Wednesday, May 22, 2013

Local Austerity


The Wall Street Journal had a really heart-warming article, Europe's Recession Sparks Grass-Roots Political Push  about groups taking over local governments in southern Europe, and cleaning out years of mismanagement. An excerpt
At her inauguration Ms. Biurrun [the new mayor of Torroledones, Spain] choked up before a jubilant crowd.

Then she began slashing away. She lowered the mayor's salary by 21%, to €49,500 a year, trimmed council members' salaries and eliminated four paid advisory positions.

She got rid of the police escort and the leased car, and gave the chauffeur a different job. She returned a carpet, emblazoned with the town seal, that had cost nearly €300 a month to clean. She ordered council members to pay for their own meals at work events instead of billing the town.

"I was so indignant seeing what these people had been doing with everyone's money as if it were their own," Ms. Biurrun said.

Those cuts, combined with savings achieved by renegotiating contracts for garbage pickup and other services, helped give a million-euro boost to the city treasury in her first year in office.
Great, no?

But wait, isn't this all "austerity?" Isn't cutting spending  exactly the kind of thing that Keynesian macroeconomists, as well as the reigning IMF-style policy consensus decries, saying we need stimulus now, austerity later?

Keynesian, and especially new-Keynesian economics wants more government spending, even if completely wasted. Those trimmed salaries, fired "advisers," cleaning bills, restaurant spending, overpaid contracts are, in the standard mindset, all crucial for "demand" and goosing GDP.  If stimulus advocates were at all honest, they would be writing blog posts decrying Ms. Birrun and her kind.
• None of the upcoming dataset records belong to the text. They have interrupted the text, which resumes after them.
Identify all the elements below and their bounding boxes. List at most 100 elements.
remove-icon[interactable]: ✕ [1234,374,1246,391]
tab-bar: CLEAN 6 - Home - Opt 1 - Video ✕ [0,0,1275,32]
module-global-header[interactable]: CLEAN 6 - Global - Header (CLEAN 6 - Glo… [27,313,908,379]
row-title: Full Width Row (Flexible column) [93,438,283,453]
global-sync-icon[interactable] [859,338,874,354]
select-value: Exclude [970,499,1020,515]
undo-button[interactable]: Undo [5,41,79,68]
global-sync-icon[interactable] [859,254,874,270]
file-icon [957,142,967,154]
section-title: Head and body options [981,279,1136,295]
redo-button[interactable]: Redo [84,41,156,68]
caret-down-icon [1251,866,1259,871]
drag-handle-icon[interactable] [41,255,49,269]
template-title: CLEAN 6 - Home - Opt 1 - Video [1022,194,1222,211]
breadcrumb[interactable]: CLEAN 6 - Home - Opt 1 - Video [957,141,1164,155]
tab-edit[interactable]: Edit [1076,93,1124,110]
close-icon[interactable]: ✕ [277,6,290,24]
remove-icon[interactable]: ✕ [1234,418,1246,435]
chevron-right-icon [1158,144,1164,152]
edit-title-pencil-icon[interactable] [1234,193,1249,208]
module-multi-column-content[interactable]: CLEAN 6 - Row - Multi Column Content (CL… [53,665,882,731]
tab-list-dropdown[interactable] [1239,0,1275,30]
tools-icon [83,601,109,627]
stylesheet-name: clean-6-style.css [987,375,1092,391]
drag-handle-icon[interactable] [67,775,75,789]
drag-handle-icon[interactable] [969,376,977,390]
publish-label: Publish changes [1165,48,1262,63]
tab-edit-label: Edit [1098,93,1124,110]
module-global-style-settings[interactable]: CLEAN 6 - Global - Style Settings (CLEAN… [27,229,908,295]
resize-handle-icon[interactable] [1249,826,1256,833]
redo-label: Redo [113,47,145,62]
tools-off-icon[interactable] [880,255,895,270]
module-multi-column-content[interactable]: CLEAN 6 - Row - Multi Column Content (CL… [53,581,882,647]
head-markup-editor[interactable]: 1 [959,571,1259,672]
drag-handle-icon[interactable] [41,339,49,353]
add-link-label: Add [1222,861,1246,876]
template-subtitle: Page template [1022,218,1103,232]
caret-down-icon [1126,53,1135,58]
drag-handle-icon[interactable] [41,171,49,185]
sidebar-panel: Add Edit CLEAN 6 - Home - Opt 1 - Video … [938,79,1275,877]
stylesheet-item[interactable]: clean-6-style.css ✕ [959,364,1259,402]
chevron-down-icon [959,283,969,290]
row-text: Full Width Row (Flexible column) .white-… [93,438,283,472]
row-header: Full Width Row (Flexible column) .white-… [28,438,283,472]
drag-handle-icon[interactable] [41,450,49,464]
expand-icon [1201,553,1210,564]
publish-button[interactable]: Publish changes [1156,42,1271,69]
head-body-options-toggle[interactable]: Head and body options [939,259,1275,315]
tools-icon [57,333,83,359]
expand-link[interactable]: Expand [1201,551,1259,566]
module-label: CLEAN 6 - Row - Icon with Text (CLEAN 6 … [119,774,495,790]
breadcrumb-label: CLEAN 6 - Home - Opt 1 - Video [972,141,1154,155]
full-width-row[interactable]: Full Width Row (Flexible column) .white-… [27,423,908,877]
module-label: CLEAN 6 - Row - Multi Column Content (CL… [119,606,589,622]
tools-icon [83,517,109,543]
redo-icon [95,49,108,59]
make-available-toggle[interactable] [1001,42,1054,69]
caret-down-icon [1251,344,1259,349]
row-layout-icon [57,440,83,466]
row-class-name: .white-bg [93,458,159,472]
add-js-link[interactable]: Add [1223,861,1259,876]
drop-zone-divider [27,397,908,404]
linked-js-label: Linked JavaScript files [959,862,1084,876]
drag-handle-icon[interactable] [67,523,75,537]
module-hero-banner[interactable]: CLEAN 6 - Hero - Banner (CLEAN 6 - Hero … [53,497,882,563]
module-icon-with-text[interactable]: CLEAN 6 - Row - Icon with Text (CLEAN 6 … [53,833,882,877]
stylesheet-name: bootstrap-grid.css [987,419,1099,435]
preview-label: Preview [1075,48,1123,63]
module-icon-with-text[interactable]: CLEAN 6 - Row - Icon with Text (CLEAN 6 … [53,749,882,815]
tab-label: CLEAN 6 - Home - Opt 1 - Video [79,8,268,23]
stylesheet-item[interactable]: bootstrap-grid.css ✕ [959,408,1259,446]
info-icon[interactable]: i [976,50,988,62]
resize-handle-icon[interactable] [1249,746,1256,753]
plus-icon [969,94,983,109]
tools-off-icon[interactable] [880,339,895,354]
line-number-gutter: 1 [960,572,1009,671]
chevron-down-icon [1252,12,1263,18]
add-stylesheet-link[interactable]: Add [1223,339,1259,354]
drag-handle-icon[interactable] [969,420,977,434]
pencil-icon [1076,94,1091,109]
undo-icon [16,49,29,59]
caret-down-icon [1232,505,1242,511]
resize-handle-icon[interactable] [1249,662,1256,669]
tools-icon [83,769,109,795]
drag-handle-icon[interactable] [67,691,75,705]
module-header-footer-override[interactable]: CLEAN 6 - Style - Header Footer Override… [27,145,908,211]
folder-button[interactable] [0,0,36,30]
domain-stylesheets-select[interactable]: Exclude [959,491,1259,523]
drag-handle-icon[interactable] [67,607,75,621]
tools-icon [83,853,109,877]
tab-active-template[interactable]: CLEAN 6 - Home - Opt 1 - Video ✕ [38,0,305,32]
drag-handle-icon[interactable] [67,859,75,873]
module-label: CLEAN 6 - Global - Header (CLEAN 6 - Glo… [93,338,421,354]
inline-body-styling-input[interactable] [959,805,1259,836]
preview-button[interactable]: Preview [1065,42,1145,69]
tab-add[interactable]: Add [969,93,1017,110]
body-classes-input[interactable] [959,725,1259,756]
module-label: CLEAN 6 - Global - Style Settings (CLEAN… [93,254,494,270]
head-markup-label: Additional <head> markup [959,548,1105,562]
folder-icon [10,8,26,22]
Of course they don't. Abstract "spending" sounds good, and touting abstract "topsy-turvy" model predictions sounds fine.  But when it is concrete, it's so patently absurd that you don't hear it.
The Greek city of Thessaloniki cut costs after Yannis Boutaris, a businessman-turned-politician, took office in late 2010 and ended City Hall's relationship with a few selected providers. Competitive bidding has saved the city 80% of its previous spending on accounting, 25% on waste disposal trucks and 20% on printer paper. The savings have allowed Mr. Boutaris to spend more on social services, even while cutting taxes and paying down City Hall's debt to suppliers.
How sad. So much "demand"-destroying "austerity."

(Of course, the main point of the articles is about a political realignment, in which local governments are becoming responsive to local voters, transparent, and efficient, rather than being cronyist machines of national political parties. I can't imagine anyone not feeling warm about that!)

Update: Courtesy Marginal Revolution, I found this nice story about the new Spanish $680 million submarine that will sink if put in water.  MR snarkily asks "did this help Spain or hurt Spain." $680 million of government spending raises Spanish GDP by nearly $1 billion, so this is great, right?